Promote Labeling Jobs

The tt label workflow can turn unlabeled JSONL or CSV rows into a reviewed dataset. The teacher drafts outputs under a behaviour spec; accepted and edited rows can then be promoted into the same validated dataset format shown above.

tt label upload unlabeled.jsonl --spec <spec-id> --watch
tt label accept <job-id> --all
tt label promote <job-id> --name "reviewed-labels"

Labeling uploads are sanitized before teacher calls. Common PII is replaced with redaction placeholders. Secret-like rows, such as password assignments, bearer tokens, API keys, connection strings, and private keys, are blocked from teacher labeling and excluded from promoted datasets.
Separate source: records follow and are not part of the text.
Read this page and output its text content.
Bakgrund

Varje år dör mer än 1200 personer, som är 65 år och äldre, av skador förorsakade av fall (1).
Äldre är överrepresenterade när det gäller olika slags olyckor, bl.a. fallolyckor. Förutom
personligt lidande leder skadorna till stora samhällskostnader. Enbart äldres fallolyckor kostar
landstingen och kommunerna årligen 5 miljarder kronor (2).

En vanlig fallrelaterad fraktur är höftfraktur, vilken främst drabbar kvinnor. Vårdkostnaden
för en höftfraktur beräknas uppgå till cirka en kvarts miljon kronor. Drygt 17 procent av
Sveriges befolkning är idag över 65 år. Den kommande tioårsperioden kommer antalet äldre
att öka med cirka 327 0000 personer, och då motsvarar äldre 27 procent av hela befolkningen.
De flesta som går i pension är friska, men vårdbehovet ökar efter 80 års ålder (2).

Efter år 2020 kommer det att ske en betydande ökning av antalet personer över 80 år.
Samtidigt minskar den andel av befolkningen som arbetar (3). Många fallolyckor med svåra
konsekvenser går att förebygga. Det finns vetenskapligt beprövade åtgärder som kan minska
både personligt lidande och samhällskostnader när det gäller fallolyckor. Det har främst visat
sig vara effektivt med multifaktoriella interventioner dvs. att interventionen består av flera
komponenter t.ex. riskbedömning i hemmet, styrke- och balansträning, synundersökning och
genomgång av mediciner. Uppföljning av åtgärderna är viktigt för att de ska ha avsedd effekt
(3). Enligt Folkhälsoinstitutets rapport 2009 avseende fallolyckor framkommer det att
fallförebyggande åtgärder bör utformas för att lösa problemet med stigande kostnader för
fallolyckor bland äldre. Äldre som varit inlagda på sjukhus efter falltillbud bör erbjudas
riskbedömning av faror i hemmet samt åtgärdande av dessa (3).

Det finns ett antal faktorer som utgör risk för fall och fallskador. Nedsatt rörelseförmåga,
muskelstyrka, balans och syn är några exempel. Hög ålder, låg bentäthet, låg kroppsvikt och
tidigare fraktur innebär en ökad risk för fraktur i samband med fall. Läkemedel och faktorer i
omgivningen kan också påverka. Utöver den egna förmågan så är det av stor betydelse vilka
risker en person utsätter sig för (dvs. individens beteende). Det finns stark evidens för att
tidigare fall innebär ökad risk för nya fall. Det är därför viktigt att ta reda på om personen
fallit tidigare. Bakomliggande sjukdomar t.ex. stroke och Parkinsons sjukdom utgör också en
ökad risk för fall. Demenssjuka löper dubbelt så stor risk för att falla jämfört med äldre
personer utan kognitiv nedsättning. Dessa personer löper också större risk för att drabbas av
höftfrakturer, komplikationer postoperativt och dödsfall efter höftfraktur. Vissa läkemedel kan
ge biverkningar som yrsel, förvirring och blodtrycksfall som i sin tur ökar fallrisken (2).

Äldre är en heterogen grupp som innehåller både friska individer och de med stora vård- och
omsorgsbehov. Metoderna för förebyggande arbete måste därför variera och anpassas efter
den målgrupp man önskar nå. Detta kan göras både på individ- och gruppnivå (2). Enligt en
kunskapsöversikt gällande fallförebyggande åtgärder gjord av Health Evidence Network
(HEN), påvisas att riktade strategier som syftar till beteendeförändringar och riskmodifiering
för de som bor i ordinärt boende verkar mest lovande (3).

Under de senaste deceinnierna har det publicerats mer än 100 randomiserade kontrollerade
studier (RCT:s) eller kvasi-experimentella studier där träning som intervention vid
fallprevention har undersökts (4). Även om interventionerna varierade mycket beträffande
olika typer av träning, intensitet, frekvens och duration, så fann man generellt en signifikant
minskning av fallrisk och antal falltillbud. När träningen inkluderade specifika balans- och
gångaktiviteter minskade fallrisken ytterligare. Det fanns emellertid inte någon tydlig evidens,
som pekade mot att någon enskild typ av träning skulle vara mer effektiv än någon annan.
Promotion performs a final sanitization check over reviewed inputs and outputs before writing the dataset file, so reviewer edits cannot accidentally introduce blocked content into training data.

List Datasets

GET /api/v1/datasets

CLI

tt datasets list

Equivalent REST call

curl https://tunedtensor.com/api/v1/datasets \
  -H "Authorization: Bearer <api-key>" \

Get a Dataset

GET /api/v1/datasets/:id

CLI

tt datasets get <dataset-id>

Equivalent REST call

curl https://tunedtensor.com/api/v1/datasets/:id \
  -H "Authorization: Bearer <api-key>" \

Delete a Dataset

DELETE /api/v1/datasets/:id

CLI

tt datasets delete <dataset-id>

Equivalent REST call

curl -X DELETE https://tunedtensor.com/api/v1/datasets/:id \
  -H "Authorization: Bearer <api-key>" \

Deletes the dataset record and the underlying file from storage.